I Knew Norman Mailer, I met Norman Mailer, I Miss the Man

Dusk Settles in on what we thought was true...

Writers have this obstacle to overcome in the ongoing tension between modern brain research and western psychological model and spirituality. As such authors are required to either conform to the conventions of the day, or if they do not invent methods to circumvent these limitations.

Here is Norman Mailer in conversation, “When you write novels the person who tells the story is crucial to at least half the success of the novel I would say depends on how the story is told. Is it told by one person sitting in their own mind and giving you objective external descriptions of everyone else, or do you have a omniscient narrator which was common to the 19th century novel where literally you have to assume that this person has godly powers and can enter every single mind. And that worked very well for the 19th century because then most people believed in god, most people who read novels believed in god, and therefore the novelist could be analogous to god for the sake of enjoying the fiction. It was just easy to enter everyone’s mind, you could do it and now you can’t with the modern canon which really feels they got rid of this medieval nonsense through the enlightenment through the last few centuries and that most people can do without god and the devil, they certainly don’t want them intruding so the notion is that you stay in one intelligence, one consciousness, you don’t try to cover everyone, and that’s inhibiting, in you get lots of problems of development when you only have the consciousness of your narrator.”

Freedom to Roam

With the rapid developments in neurobiological research we are discovering that this scientific point of view of consciousness is not very precise, research is proving that it is not contained, that it is not located exclusively inside a person, but rather being more a part of a larger system of energy and information that extends beyond the boundaries of the physical body. In short a kind of biological explanation for what is sometimes called “having a meeting of the minds,” when two people are interacting.

In the planning stages of making a novel the author builds an outline that they will work from. I have been concerned not just with a plot, but I have been interested in the metaphysical implications of making a story that is more in accord with our most recent mind science research.

If the world is not made up of discreet individual human consciousnesses in the most rigid sense of this model, but is rather a more networked, more a blended neurobiological phenomena, that is one part made up of a brain where is born what we call mind, but that this mind exists more like a receiver and/or more like a transmitter, and more likely to know and perceive and understand its external world out there because of the energy and information that is readily available in its environment, then we can build new fiction by ways that have until now been held in obedience to this 20th Century model of the mind.

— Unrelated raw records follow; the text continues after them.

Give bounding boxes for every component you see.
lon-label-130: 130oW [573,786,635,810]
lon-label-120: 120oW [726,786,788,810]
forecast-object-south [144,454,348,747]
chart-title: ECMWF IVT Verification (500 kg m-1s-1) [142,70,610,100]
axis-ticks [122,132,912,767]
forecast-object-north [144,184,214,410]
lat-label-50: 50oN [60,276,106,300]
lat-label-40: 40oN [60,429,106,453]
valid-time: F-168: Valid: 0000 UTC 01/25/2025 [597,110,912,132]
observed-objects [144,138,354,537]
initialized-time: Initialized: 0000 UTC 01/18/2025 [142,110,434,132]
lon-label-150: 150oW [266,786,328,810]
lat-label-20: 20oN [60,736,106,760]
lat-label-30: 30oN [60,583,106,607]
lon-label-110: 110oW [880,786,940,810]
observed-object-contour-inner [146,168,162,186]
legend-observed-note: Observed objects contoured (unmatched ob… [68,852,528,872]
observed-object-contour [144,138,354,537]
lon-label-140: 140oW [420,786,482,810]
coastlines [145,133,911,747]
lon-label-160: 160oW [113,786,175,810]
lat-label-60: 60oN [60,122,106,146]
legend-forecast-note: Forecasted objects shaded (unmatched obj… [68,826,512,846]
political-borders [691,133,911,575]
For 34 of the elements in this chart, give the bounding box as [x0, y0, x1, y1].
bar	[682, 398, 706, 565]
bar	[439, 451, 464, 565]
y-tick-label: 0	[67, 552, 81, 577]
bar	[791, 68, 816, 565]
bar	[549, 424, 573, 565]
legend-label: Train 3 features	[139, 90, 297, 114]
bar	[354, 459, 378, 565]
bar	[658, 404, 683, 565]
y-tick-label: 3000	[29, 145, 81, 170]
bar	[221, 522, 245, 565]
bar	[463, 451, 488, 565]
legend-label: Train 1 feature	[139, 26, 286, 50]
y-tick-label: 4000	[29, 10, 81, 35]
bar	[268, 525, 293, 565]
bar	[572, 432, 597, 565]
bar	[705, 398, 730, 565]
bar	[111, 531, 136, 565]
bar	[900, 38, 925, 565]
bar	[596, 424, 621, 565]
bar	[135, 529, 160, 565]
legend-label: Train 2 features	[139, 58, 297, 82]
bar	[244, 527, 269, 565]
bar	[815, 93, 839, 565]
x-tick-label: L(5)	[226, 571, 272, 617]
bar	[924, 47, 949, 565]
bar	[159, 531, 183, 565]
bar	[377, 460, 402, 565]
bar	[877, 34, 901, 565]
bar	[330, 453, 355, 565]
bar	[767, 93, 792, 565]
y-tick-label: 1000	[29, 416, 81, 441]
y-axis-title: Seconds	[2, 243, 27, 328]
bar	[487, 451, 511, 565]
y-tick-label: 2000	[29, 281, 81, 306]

And I am not talking science fiction here, but general fiction that is made of stories describing common events in everyday life. It isn’t that there is a right answer to this issue, just that it is something authors deal with throughout the telling of a story.

Why do we know what someone is going to say before they say it? Often an unfaithful spouse’s partner doesn’t need anyone to tell them if their partner has been cheating. These are examples of information existing beyond mind.

These are exciting times. Writers can work beyond these previous boundaries. Still it isn’t just psychological restrictions that are overcome there are also literary habits that necessarily have to evolve as well.

What is this all about? It is how we explore and expand our understanding of the world we are all born into. Picasso revealed to us a world as never before ever seen. The ancient cave paintings in the south of France are artifacts of neurobiological evolution. They literally exemplify the metaphorical leap of the mind. That moment in time when we first began to be able to think in the abstract. Wasn’t long before man invented the wheel.

Dawn of a New Day

BANKRUPT HEART

“What have you done?” he said to that glimmer of self in the window. “It’s over man, how can you fix this, what you going to do, this time, you don’t need another job you need another you.”

Ry Waters lifted his hand to his hair and dug his fingers into his scalp while scratching with his thumb against an itch on his forehead. “Where do you begin?” He felt groggy like it was dawn and he was just waking up. “My whole life is a stinking mess.” He was determined to go out a class act. He would not allow his shoulders to slump. He was going to leave with his chin up. The last day on the job turned out to be a one man going away party in vivid, painful, living color, until this man Ry once knew appeared in the window and called him to account.